DeSantis is pressuring the Florida House to approve an AI Bill of Rights. (Photo by Shalina Chatlani/Stateline)
Four days before a special legislative session in part to debate regulation of artificial intelligence, Gov. Ron DeSantis on Wednesday pressured the Florida House to fetter the technology’s power — a topic members have avoided in deference to the White House.
“It was not something that the House believed required their attention in the regular session — I don’t think that works with voters,” DeSantis said during a Jacksonville press conference. “I think voters are going to look and say, ‘Why are you siding with big tech against the people of this state?’”
AI corporations are the “wealthiest, most powerful companies in the history of the world,” he added.
DeSantis spoke about his “AI Bill of Rights,” sweeping regulations overwhelmingly approved by the state Senate during the 60-day regular session. But the House never touched it, largely because Speaker Danny Perez — who’s frequently feuded with the governor — sided with President Donald Trump’s call to establish a single federal framework.
The legislation is being revived just days after Florida Attorney General James Uthmeier announced a landmark criminal investigation into one of the top artificial intelligence companies, OpenAI, for its alleged role in last year’s mass shooting at Florida State University.
ChatGPT, owned by OpenAI, communicated with the shooter mere minutes before he opened fire. Seemingly without realizing the context to the murderer’s questions, the bot dutifully told 20-year-old Phoenix Ikner how to operate a shotgun and Glock handgun; identified the busiest time on campus and how Florida punishes school shooters; and predicted how many deaths would be necessary to garner national media attention.

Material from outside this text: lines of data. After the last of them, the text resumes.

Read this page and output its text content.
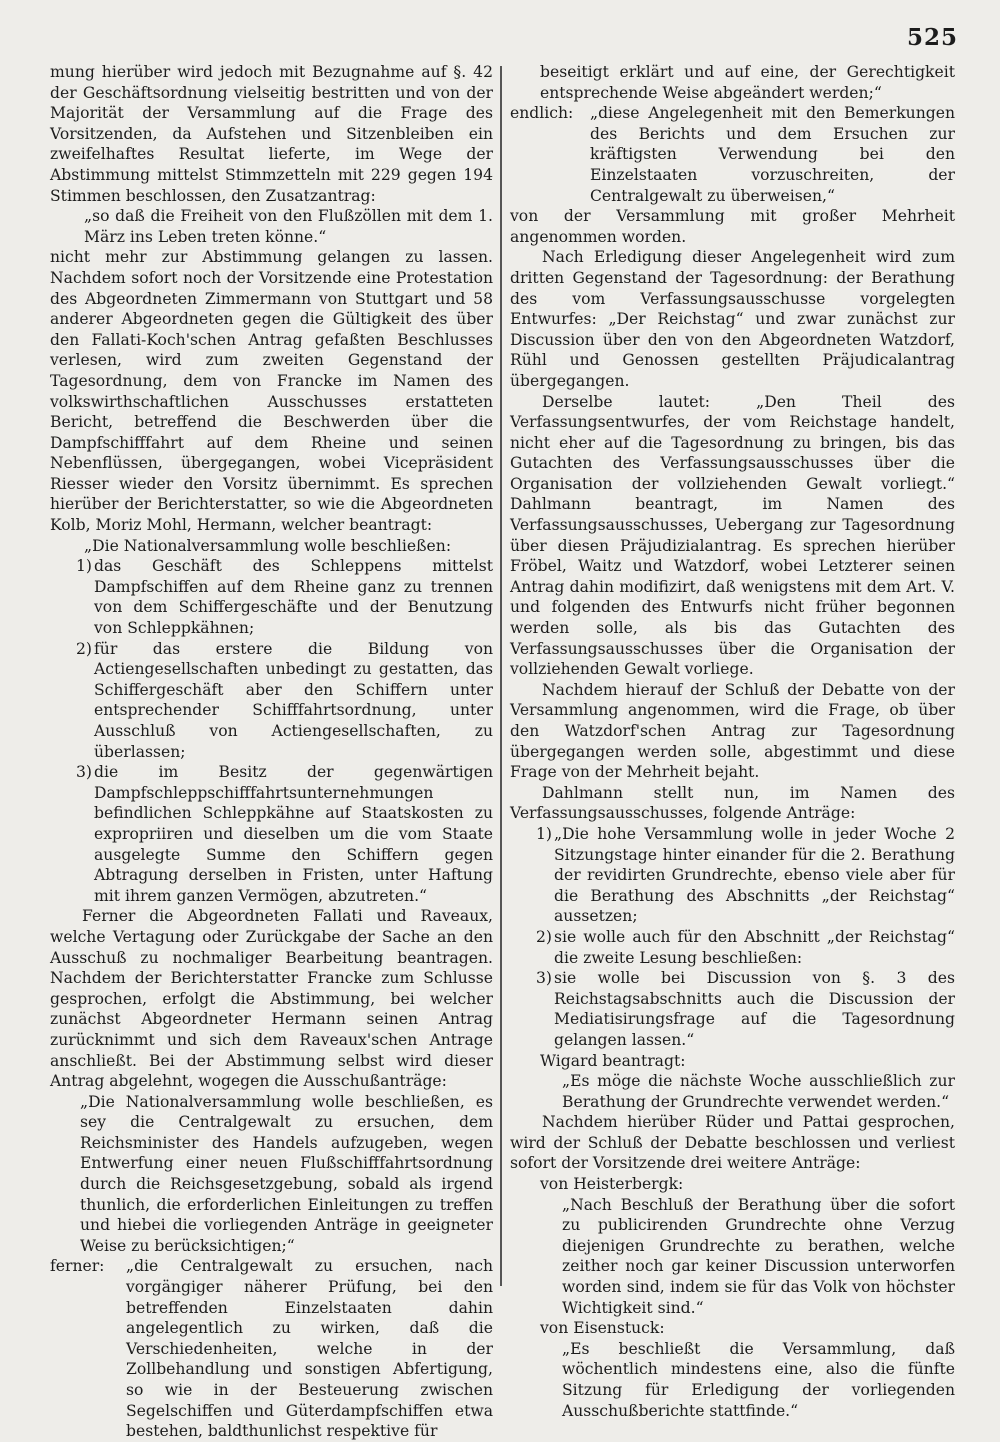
525

mung hierüber wird jedoch mit Bezugnahme auf §. 42 der Geschäftsordnung vielseitig bestritten und von der Majorität der Versammlung auf die Frage des Vorsitzenden, da Aufstehen und Sitzenbleiben ein zweifelhaftes Resultat lieferte, im Wege der Abstimmung mittelst Stimmzetteln mit 229 gegen 194 Stimmen beschlossen, den Zusatzantrag:

„so daß die Freiheit von den Flußzöllen mit dem 1. März ins Leben treten könne.“

nicht mehr zur Abstimmung gelangen zu lassen. Nachdem sofort noch der Vorsitzende eine Protestation des Abgeordneten Zimmermann von Stuttgart und 58 anderer Abgeordneten gegen die Gültigkeit des über den Fallati-Koch'schen Antrag gefaßten Beschlusses verlesen, wird zum zweiten Gegenstand der Tagesordnung, dem von Francke im Namen des volkswirthschaftlichen Ausschusses erstatteten Bericht, betreffend die Beschwerden über die Dampfschifffahrt auf dem Rheine und seinen Nebenflüssen, übergegangen, wobei Vicepräsident Riesser wieder den Vorsitz übernimmt. Es sprechen hierüber der Berichterstatter, so wie die Abgeordneten Kolb, Moriz Mohl, Hermann, welcher beantragt:

„Die Nationalversammlung wolle beschließen:

1) das Geschäft des Schleppens mittelst Dampfschiffen auf dem Rheine ganz zu trennen von dem Schiffergeschäfte und der Benutzung von Schleppkähnen;
2) für das erstere die Bildung von Actiengesellschaften unbedingt zu gestatten, das Schiffergeschäft aber den Schiffern unter entsprechender Schifffahrtsordnung, unter Ausschluß von Actiengesellschaften, zu überlassen;
3) die im Besitz der gegenwärtigen Dampfschleppschifffahrtsunternehmungen befindlichen Schleppkähne auf Staatskosten zu expropriiren und dieselben um die vom Staate ausgelegte Summe den Schiffern gegen Abtragung derselben in Fristen, unter Haftung mit ihrem ganzen Vermögen, abzutreten.“

Ferner die Abgeordneten Fallati und Raveaux, welche Vertagung oder Zurückgabe der Sache an den Ausschuß zu nochmaliger Bearbeitung beantragen. Nachdem der Berichterstatter Francke zum Schlusse gesprochen, erfolgt die Abstimmung, bei welcher zunächst Abgeordneter Hermann seinen Antrag zurücknimmt und sich dem Raveaux'schen Antrage anschließt. Bei der Abstimmung selbst wird dieser Antrag abgelehnt, wogegen die Ausschußanträge:

„Die Nationalversammlung wolle beschließen, es sey die Centralgewalt zu ersuchen, dem Reichsminister des Handels aufzugeben, wegen Entwerfung einer neuen Flußschifffahrtsordnung durch die Reichsgesetzgebung, sobald als irgend thunlich, die erforderlichen Einleitungen zu treffen und hiebei die vorliegenden Anträge in geeigneter Weise zu berücksichtigen;“

ferner:	„die Centralgewalt zu ersuchen, nach vorgängiger näherer Prüfung, bei den betreffenden Einzelstaaten dahin angelegentlich zu wirken, daß die Verschiedenheiten, welche in der Zollbehandlung und sonstigen Abfertigung, so wie in der Besteuerung zwischen Segelschiffen und Güterdampfschiffen etwa bestehen, baldthunlichst respektive für

beseitigt erklärt und auf eine, der Gerechtigkeit entsprechende Weise abgeändert werden;“

endlich:	„diese Angelegenheit mit den Bemerkungen des Berichts und dem Ersuchen zur kräftigsten Verwendung bei den Einzelstaaten vorzuschreiten, der Centralgewalt zu überweisen,“

von der Versammlung mit großer Mehrheit angenommen worden.

Nach Erledigung dieser Angelegenheit wird zum dritten Gegenstand der Tagesordnung: der Berathung des vom Verfassungsausschusse vorgelegten Entwurfes: „Der Reichstag“ und zwar zunächst zur Discussion über den von den Abgeordneten Watzdorf, Rühl und Genossen gestellten Präjudicalantrag übergegangen.

Derselbe lautet: „Den Theil des Verfassungsentwurfes, der vom Reichstage handelt, nicht eher auf die Tagesordnung zu bringen, bis das Gutachten des Verfassungsausschusses über die Organisation der vollziehenden Gewalt vorliegt.“ Dahlmann beantragt, im Namen des Verfassungsausschusses, Uebergang zur Tagesordnung über diesen Präjudizialantrag. Es sprechen hierüber Fröbel, Waitz und Watzdorf, wobei Letzterer seinen Antrag dahin modifizirt, daß wenigstens mit dem Art. V. und folgenden des Entwurfs nicht früher begonnen werden solle, als bis das Gutachten des Verfassungsausschusses über die Organisation der vollziehenden Gewalt vorliege.

Nachdem hierauf der Schluß der Debatte von der Versammlung angenommen, wird die Frage, ob über den Watzdorf'schen Antrag zur Tagesordnung übergegangen werden solle, abgestimmt und diese Frage von der Mehrheit bejaht.

Dahlmann stellt nun, im Namen des Verfassungsausschusses, folgende Anträge:

1) „Die hohe Versammlung wolle in jeder Woche 2 Sitzungstage hinter einander für die 2. Berathung der revidirten Grundrechte, ebenso viele aber für die Berathung des Abschnitts „der Reichstag“ aussetzen;
2) sie wolle auch für den Abschnitt „der Reichstag“ die zweite Lesung beschließen:
3) sie wolle bei Discussion von §. 3 des Reichstagsabschnitts auch die Discussion der Mediatisirungsfrage auf die Tagesordnung gelangen lassen.“

Wigard beantragt:

„Es möge die nächste Woche ausschließlich zur Berathung der Grundrechte verwendet werden.“

Nachdem hierüber Rüder und Pattai gesprochen, wird der Schluß der Debatte beschlossen und verliest sofort der Vorsitzende drei weitere Anträge:

von Heisterbergk:

„Nach Beschluß der Berathung über die sofort zu publicirenden Grundrechte ohne Verzug diejenigen Grundrechte zu berathen, welche zeither noch gar keiner Discussion unterworfen worden sind, indem sie für das Volk von höchster Wichtigkeit sind.“

von Eisenstuck:

„Es beschließt die Versammlung, daß wöchentlich mindestens eine, also die fünfte Sitzung für Erledigung der vorliegenden Ausschußberichte stattfinde.“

“We see ChatGPT, what they did with this FSU shooting,” DeSantis said Wednesday. “You’ve seen what they’ve done with these teenagers, these chat bots. This is totally out of control, and these are very commonsense things to be able to protect the people of the state.”
The Senate next week plans to file an identical version of the AI Bill of Rights that failed during the regular session.
This would mean a ban on companion chatbots — AI systems that mimic emotional connection — speaking to minors without parental consent, and a requirement that bots frequently remind users they are not human.
Offending companies that don’t fix violations within 45 days could face $50,000 in fines, the bill says. It also would allow parents to opt-out their children from using AI tools and restrict elementary schools from employing certain AI devices.
The special session will also address mid-decade redistricting and repealing vaccine mandates for children. Both issues have faced pushback from other Republicans, who worry that redrawing congressional lines could cost them conservative seats and that striking vaccine requirements would be unpopular.